The court is also aware that the husband continues to owe maintenance to his first wife. [*31](Tr. Aug. 12. 286-87). However, the court also knows that the husband is a significant wage earner and that the wife cannot, at this stage of her life, be expected to begin a career.
For all of these reasons, as well as the ones previously discussed, the court awards to the wife maintenance as follows:
1) Effective November 1, 2004 through October 1, 2005, the court awards $12,000 per month in maintenance, taxable to the wife. This award will provide the wife sufficient funds until the assets are fully distributed.[FN21]
2) Effective November 1, 2005 until the husband turns 70 years old, the court awards to the wife $7,000 per month in maintenance, taxable to the wife.
The court finds that these maintenance payments, combined with the distribution of the assets to the wife will enable her to substantially maintain the marital standard of living.

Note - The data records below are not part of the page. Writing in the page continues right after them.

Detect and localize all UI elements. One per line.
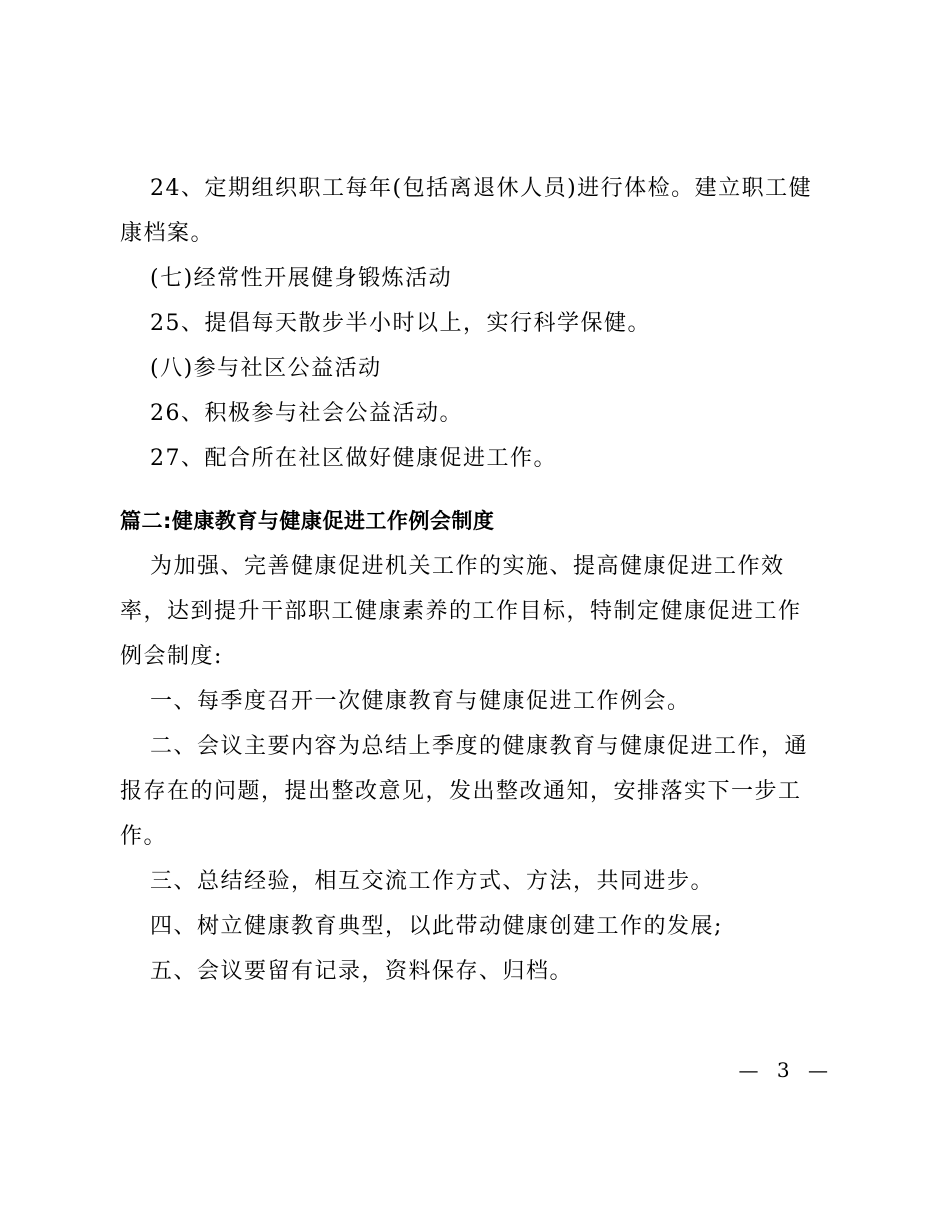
rule-2: 二、会议主要内容为总结上季度的健康教育与健康促进工作，通报存在的问题，提出整改意见，发出整改通知，安排落实下一步工作。 [120,734,809,849]
item-25: 25、提倡每天散步半小时以上，实行科学保健。 [150,311,651,336]
rule-1: 一、每季度召开一次健康教育与健康促进工作例会。 [150,689,691,714]
section-7-heading: (七)经常性开展健身锻炼活动 [150,266,453,291]
intro-paragraph: 为加强、完善健康促进机关工作的实施、提高健康促进工作效率，达到提升干部职工健康素养的工作目标，特制定健康促进工作例会制度: [120,554,802,669]
item-27: 27、配合所在社区做好健康促进工作。 [150,446,557,471]
rule-5: 五、会议要留有记录，资料保存、归档。 [150,959,574,984]
document-body [120,166,820,994]
article-heading: 篇二:健康教育与健康促进工作例会制度 [120,509,495,533]
item-26: 26、积极参与社会公益活动。 [150,401,463,426]
page-number: — 3 — [738,1058,834,1082]
rule-4: 四、树立健康教育典型，以此带动健康创建工作的发展; [150,914,723,939]
section-8-heading: (八)参与社区公益活动 [150,356,382,381]
section-gap [120,481,820,499]
item-24: 24、定期组织职工每年(包括离退休人员)进行体检。建立职工健康档案。 [120,176,813,246]
rule-3: 三、总结经验，相互交流工作方式、方法，共同进步。 [150,869,715,894]
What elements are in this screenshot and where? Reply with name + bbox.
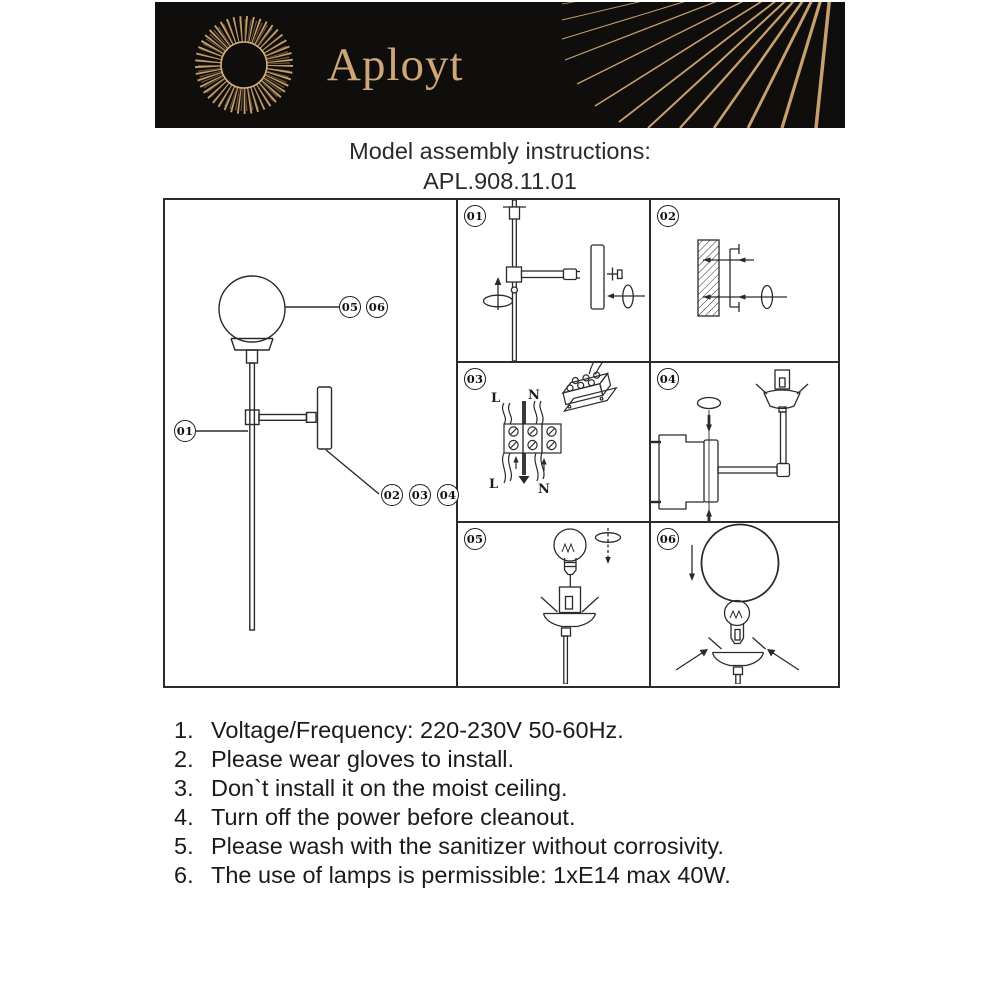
list-item: 5. Please wash with the sanitizer without corrosivity.: [174, 833, 724, 859]
wire-label-top-n: N: [528, 388, 540, 403]
instruction-list: [174, 716, 854, 890]
callout-03-badge: 03: [409, 484, 431, 506]
assembly-figure: [163, 198, 840, 688]
callout-04-badge: 04: [437, 484, 459, 506]
panel-step-03: [458, 363, 651, 523]
wire-label-bottom-n: N: [538, 482, 550, 497]
panel-step-04: [651, 363, 838, 523]
step-06-badge: 06: [657, 528, 679, 550]
panel-step-02: [651, 200, 838, 363]
callout-06-badge: 06: [366, 296, 388, 318]
panel-step-06: [651, 523, 838, 686]
model-code: APL.908.11.01: [423, 168, 577, 194]
brand-banner: [155, 2, 845, 128]
list-item: 3. Don`t install it on the moist ceiling.: [174, 775, 568, 801]
panel-step-01: [458, 200, 651, 363]
step-05-badge: 05: [464, 528, 486, 550]
panel-main-lamp-drawing: [165, 200, 458, 686]
step-01-badge: 01: [464, 205, 486, 227]
title-line1: Model assembly instructions:: [349, 138, 651, 164]
callout-01-badge: 01: [174, 420, 196, 442]
callout-02-badge: 02: [381, 484, 403, 506]
list-item: 1. Voltage/Frequency: 220-230V 50-60Hz.: [174, 717, 624, 743]
list-item: 4. Turn off the power before cleanout.: [174, 804, 576, 830]
callout-05-badge: 05: [339, 296, 361, 318]
list-item: 2. Please wear gloves to install.: [174, 746, 515, 772]
page-title: [0, 136, 1000, 196]
wire-label-bottom-l: L: [489, 477, 499, 492]
starburst-logo-icon: [187, 8, 301, 122]
step-03-badge: 03: [464, 368, 486, 390]
panel-step-05: [458, 523, 651, 686]
brand-name: Aployt: [327, 39, 464, 91]
step-04-badge: 04: [657, 368, 679, 390]
list-item: 6. The use of lamps is permissible: 1xE14 max 40W.: [174, 862, 731, 888]
step-02-badge: 02: [657, 205, 679, 227]
decorative-rays-icon: [562, 2, 845, 128]
wire-label-top-l: L: [491, 391, 501, 406]
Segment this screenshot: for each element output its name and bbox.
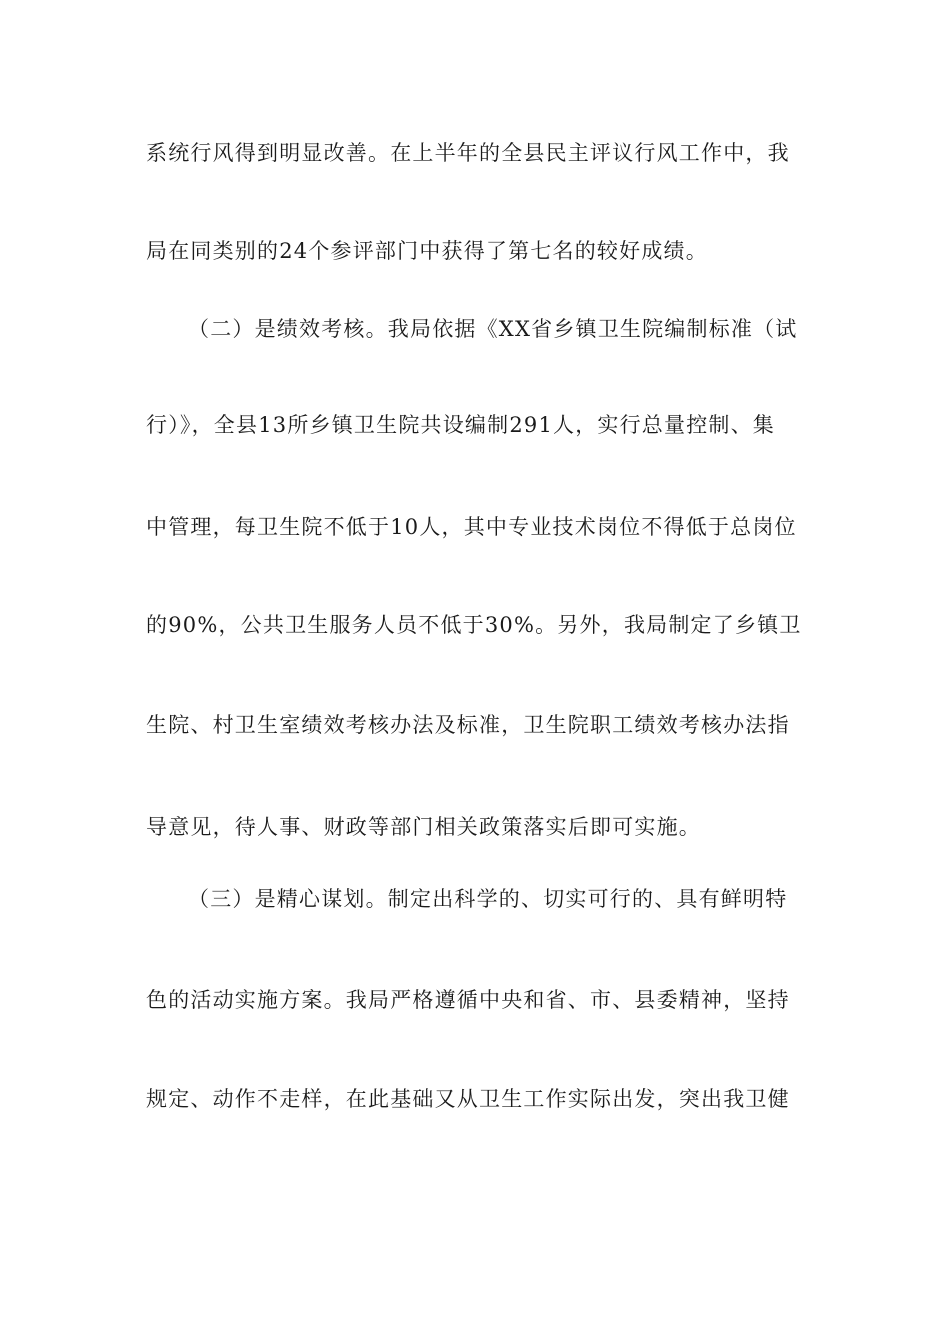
text-line: 行）》，全县13所乡镇卫生院共设编制291人，实行总量控制、集: [146, 413, 776, 437]
text-line: 导意见，待人事、财政等部门相关政策落实后即可实施。: [146, 815, 701, 839]
text-line: 系统行风得到明显改善。在上半年的全县民主评议行风工作中，我: [146, 141, 790, 165]
text-line: 规定、动作不走样，在此基础又从卫生工作实际出发，突出我卫健: [146, 1087, 790, 1111]
paragraph-start-line: （二）是绩效考核。我局依据《XX省乡镇卫生院编制标准（试: [188, 317, 798, 341]
text-line: 的90%，公共卫生服务人员不低于30%。另外，我局制定了乡镇卫: [146, 613, 802, 637]
text-line: 中管理，每卫生院不低于10人，其中专业技术岗位不得低于总岗位: [146, 515, 797, 539]
text-line: 局在同类别的24个参评部门中获得了第七名的较好成绩。: [146, 239, 708, 263]
text-line: 色的活动实施方案。我局严格遵循中央和省、市、县委精神，坚持: [146, 988, 790, 1012]
paragraph-start-line: （三）是精心谋划。制定出科学的、切实可行的、具有鲜明特: [188, 887, 788, 911]
text-line: 生院、村卫生室绩效考核办法及标准，卫生院职工绩效考核办法指: [146, 713, 790, 737]
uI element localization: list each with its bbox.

The wife's request for life insurance to protect the award of maintenance is granted to the extent that the husband shall continue any already existing life insurance policy that already names the wife as beneficiary (not including the policy that has been distributed), not to exceed a $500,000 death benefit, to be reduced to $250,000 when the husband turns 65 years old, and terminated when he turns 70 years old. He is not required to obtain a new policy in light of his age. (DRL § 236B (8) (a)). However, the court finds no reason to require the husband to maintain health insurance or long term care insurance for the wife. She will have substantial assets of her own, and maintenance, enabling her to pay for her own insurance needs. The husband shall cooperate with the wife to enable her to take advantage of any opportunities to minimize her insurance costs through COBRA.
COUNSEL FEES
In a matrimonial case, the court is authorized to award counsel fees. (DRL §237(a); DeCabrera v. DeCabrera, 70 NY2d 879 (1987). An award of counsel fees is controlled by the equities of the case. The fact that a spouse receives a substantial distributive award does not preclude an award of counsel fees.
The court initially notes that it has distributed to the wife $380,148 from the Schwab accounts that would otherwise have been distributed to the husband, with the intent that these funds be used for attorney fees. The court also notes that the wife incurred extraordinary counsel expenses not justified by the case. For instance, she had three attorneys at counsel's table throughout the trial. She insisted on continuing to explore the husband's ownership interest in IDI through her new counsel, even though her qualified first counsel could find no such interest [*32]after extensive discovery. (Ex. E). Her own inappropriate conduct, including repeat removal and sale of marital assets, in direct violation of court orders, necessitated substantial motion practice and extended the length of the trial. (Def. Post-Trial Reply Mem., Ex. F). On the other hand, the court is aware that the husband shall continue to have significant earning potential after the divorce.
In consideration of all of these factors, the court awards to the wife an additional $120,000 in attorney fees to be paid by the husband directly to the wife's trial counsel. These fees are to be paid within four months from the date of this decision and order.
(Order provisions and certain witness names were deleted for publication.)
This opinion constitutes the decision and order of this court.